SBB und Kanton wollen nachhaltige Entwicklung des Standorts sicherstellen
Die SBB engagiert sich im vom Kanton geplanten «centro di competenza», aus dessen Projekten langfristig Aufträge für das Industriewerk erwartet werden. Mit diesem Engagement will die SBB den Kanton Tessin unterstützen und damit die wirtschaftliche Entwicklung des Standorts nachhaltig stärken. Zur Realisierung des «centro di competenza» stellt die SBB dem Kanton in einer ersten Phase die entsprechenden Räumlichkeiten auf dem Areal des Industriewerks zur Verfügung. Innerhalb des Verbunds der SBB werden zudem neue Möglichkeiten genutzt. So übernimmt der Geschäftsbereich Operation der Division Personenverkehr die Instandhaltungsarbeiten für die Instandhaltungsflotte des Gotthard-Basis Tunnels. Daraus werden für das Industriewerk Bellinzona in Zukunft zusätzliche Aufgaben resultieren.

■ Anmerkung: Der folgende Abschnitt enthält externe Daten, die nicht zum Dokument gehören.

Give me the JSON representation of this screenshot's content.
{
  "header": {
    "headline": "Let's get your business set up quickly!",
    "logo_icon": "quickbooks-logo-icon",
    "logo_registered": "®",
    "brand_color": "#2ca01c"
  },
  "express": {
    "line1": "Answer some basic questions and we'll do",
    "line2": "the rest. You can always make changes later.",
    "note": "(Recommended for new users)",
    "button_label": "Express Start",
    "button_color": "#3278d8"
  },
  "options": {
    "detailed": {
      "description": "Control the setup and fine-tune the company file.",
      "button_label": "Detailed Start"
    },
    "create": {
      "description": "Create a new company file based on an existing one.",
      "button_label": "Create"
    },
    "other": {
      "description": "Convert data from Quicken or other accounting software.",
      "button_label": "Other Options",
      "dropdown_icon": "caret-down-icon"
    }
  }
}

AREA-Studie abgeschlossen – Nutzungsoptionen werden nicht weiterverfolgt
Vor dem Hintergrund der möglichen Entwicklungsszenarien auf dem Areal des Industriewerks Bellinzona hat die SBB im vergangenen Jahr eine Studie in Auftrag gegeben. Das Ziel: Aufzeigen und Prüfung von möglichen Nutzungsoptionen für den Kanton und die Stadt Bellinzona, falls sich die wirtschaftliche Situation des Werkes langfristig negativ entwickelt hätte. Aufgrund der positiven Wachstumsaussichten im Geschäft besteht jedoch aus heutiger Sicht seitens der SBB kein Handlungsbedarf, die aufgezeigten Nutzungsoptionen zu realisieren. Möglicherweise resultiert aus der Entwicklung neuer Geschäftsmöglichkeiten Flächenbedarf. Die Studie wurde der Stadt Bellinzona und dem Kanton Tessin übergeben. Diese können bei Bedarf allfällige Änderungen in der Zonenplanung einleiten. .
Aus- und Weiterbildung am Standort Bellinzona fördern und ausbauen
Die SBB ist einer der grössten Ausbildner im Kanton Tessin. Im Rahmen der bestehenden Ausbildungsverbunds des öffentliche Verkehrs «login» bildet die SBB in Bellinzona jährlich rund 50 Lernende in diversen Berufen aus. Im Bereich Training und Weiterbildung strebt die SBB eine enge Zusammenarbeit mit dem «centro di competenza» an. Die SBB wird zudem den internen Aus- und Weiterbildungsbedarf der Mitarbeitenden im Tessin vom Standort des Industriewerks Bellinzona koordinieren und das Angebot entsprechend weiter entwickeln, wie beispielsweise die Ausbildung der Lokführer für die Strecke Mendrisio-Varese und für die neuen Funktionen rund um den Ausbau des Gotthards. Das Unternehmen beschäftigt im Kanton Tessin rund 2'000 Mitarbeitende. Langfristige Möglichkeiten einer Erweiterung des Ausbildungsangebots (z.B. Aufbau eines CAS) in Zusammenarbeit mit Hochschulen werden gemeinsam mit dem Kanton geprüft.